In case we think such close calls were rarities, it should be remembered the nuclear weapons arsenals remain on hair-trigger alerts. Throughout the cold war there have been at least nine documented incidents of mistaken signals on both the American and Soviet side, when the thermonuclear sword was unsheathed and preparing to strike (flights of geese in one incident, a Norwegian missile launch in another, a rising moon, etc.).
It didn’t help matters when the George W. Bush administration reworked its nuclear response to endorse using small-yield, tactical nuclear missiles against “rogue nations,” a policy that has not been entirely retracted since. Thanks to US theocons taking instruction from Book of Revelations, nuclear war went from unthinkable to thinkable. The interregnum of the Obama administration improved humanity’s odds, which may have been cancelled out by the Biden administration’s rhetoric. And with the Soviet invasion of the Ukraine, all bets are off for restraint from both sides.
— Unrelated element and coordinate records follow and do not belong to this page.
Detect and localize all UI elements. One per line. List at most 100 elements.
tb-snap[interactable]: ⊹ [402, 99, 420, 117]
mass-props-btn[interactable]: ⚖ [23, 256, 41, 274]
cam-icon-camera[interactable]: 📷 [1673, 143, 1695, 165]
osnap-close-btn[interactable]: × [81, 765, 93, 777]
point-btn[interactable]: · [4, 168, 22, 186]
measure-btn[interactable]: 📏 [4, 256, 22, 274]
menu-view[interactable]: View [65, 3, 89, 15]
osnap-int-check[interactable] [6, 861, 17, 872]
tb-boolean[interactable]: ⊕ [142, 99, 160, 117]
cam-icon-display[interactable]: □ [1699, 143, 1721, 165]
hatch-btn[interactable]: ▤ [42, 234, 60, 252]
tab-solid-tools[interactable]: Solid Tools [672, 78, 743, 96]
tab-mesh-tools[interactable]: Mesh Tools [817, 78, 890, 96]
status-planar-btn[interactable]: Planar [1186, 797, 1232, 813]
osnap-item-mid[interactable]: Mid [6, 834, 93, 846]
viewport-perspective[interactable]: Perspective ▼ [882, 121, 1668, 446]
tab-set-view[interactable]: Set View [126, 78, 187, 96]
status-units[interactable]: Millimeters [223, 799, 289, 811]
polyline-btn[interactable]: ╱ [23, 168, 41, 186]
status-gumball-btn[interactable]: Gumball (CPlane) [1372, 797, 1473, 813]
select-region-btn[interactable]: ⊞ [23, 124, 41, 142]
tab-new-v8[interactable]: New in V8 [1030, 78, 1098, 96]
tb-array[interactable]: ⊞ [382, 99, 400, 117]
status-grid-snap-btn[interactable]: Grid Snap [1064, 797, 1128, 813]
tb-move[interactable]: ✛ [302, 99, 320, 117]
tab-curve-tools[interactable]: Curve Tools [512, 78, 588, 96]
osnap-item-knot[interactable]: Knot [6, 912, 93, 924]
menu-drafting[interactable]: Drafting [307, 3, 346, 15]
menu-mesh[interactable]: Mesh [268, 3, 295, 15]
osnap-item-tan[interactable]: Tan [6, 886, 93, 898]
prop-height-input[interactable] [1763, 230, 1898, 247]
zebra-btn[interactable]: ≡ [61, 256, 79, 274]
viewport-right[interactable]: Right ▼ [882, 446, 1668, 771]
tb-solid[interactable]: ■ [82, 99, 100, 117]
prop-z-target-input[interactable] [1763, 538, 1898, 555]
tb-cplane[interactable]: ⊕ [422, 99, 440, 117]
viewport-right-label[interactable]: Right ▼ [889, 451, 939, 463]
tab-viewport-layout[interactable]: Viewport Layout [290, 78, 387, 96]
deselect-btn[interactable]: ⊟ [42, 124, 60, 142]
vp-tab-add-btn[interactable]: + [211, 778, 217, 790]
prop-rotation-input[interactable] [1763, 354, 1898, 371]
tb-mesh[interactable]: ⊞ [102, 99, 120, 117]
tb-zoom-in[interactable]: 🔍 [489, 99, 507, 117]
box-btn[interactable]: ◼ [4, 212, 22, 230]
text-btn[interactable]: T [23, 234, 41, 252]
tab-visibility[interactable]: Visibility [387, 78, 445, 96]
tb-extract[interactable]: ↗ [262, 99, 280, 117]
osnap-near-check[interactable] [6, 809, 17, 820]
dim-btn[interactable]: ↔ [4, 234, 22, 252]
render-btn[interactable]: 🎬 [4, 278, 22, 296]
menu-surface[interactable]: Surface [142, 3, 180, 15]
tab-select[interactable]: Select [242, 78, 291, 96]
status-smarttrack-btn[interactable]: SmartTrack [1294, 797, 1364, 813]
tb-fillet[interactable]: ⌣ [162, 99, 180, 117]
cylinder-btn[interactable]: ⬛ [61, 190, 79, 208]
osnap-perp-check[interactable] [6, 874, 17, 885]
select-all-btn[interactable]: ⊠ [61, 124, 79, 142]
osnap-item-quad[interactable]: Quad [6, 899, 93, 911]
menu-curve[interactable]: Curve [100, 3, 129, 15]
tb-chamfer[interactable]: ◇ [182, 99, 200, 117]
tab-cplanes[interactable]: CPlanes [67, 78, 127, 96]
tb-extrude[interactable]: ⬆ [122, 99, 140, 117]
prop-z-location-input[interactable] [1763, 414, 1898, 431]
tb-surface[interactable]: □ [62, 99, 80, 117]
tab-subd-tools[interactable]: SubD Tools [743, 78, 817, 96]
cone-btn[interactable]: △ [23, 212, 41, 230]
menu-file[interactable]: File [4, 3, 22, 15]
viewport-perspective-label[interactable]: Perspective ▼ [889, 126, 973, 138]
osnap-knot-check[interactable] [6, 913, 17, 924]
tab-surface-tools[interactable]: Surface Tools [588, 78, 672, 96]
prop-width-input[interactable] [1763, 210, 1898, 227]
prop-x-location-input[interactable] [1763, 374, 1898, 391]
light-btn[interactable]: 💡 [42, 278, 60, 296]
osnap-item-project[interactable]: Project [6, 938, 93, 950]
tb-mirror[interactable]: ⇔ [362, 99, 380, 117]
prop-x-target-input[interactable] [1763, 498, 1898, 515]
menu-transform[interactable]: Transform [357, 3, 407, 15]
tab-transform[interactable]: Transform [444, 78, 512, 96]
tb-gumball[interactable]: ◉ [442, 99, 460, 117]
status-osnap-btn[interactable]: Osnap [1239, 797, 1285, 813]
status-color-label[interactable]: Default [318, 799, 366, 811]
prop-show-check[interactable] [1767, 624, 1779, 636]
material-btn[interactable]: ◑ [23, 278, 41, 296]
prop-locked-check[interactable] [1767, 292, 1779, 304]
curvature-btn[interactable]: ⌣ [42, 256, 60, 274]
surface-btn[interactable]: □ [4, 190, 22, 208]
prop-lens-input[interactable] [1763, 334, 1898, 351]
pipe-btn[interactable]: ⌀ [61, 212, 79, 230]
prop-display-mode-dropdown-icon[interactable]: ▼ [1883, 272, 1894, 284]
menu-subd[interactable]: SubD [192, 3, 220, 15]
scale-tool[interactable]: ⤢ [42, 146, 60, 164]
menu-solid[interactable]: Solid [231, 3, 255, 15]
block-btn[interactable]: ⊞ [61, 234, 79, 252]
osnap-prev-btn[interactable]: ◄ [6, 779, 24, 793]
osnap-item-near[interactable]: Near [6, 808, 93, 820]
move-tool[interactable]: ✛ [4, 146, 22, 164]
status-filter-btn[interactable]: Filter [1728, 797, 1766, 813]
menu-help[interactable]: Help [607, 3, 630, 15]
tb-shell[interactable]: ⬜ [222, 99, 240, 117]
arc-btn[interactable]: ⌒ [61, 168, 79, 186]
Can we rely on men of Petrov and Arkhipo’s forebearance, reserve, and inner strength each time the nuclear clock is one second away from midnight? It’s crazy to expect any one individual in a sensitive position to save humanity - though in this two cases this seems to be precisely what happened.
There may well be untold, classified stories of a similar kind on the US side.
In the end, the Soviet military neither rewarded nor honoured Stanislav Petrov for his actions. It didn’t punish him exactly, either. But his once promising military career had come to an end. He was reassigned to a less sensitive position and soon retired from the military because of stress. He and his sick wife moved to an apartment in Friazino, a town just out of Moscow. A brief but significant eruption of international interest in his story left him with “a clutch of business cards” from both Russian and foreign reporters.
Fortunately, Petrov did get some recognition and respect. In May of 2003, the San Francisco-based Association of World Citizens honoured him with a piddling financial award of $1000.00. Arseny Roginsky, the director of Russia’s human rights organization, Memorial, congratulated Petrov on behalf of AWC in an awards ceremony that took place at the offices of The Moscow News.
"All the 20 years that passed since that moment, I didn't believe I had done something extraordinary,” Petrov told USA Today in 2004. “I was simply doing my job and I did it well."
"Foreigners tend to exaggerate my heroism,” he told another reporter from Moscow. “I was in the right place at the right moment." The man who saved civilization prefers to think there was nothing that extraordinary in his decision. He just listened to his intuition, followed his conscience, and did the job he was assigned to do on that momentous day of September 26, 1983.
These stories remind me, going off on a wee bit of a tangent here, about those stories of U.F.O's spotted over missile launch sites that seem to have mysteriously stopped launches mistakenly almost set off because of computer malfunctions. Perhaps we have angels in human and other forms looking out for us. That's the hope anyway. Great article Geoff and yet another great video thrown in at the end.
What a timely reminder, Geoff. I was only aware of the second one, but good to know that there were two guys who refused to 'follow orders'. We need more of these kinds of people to save us from the biosecurity state and its utterly evil players. Also, those guys are hot...and I don't even like men in uniform!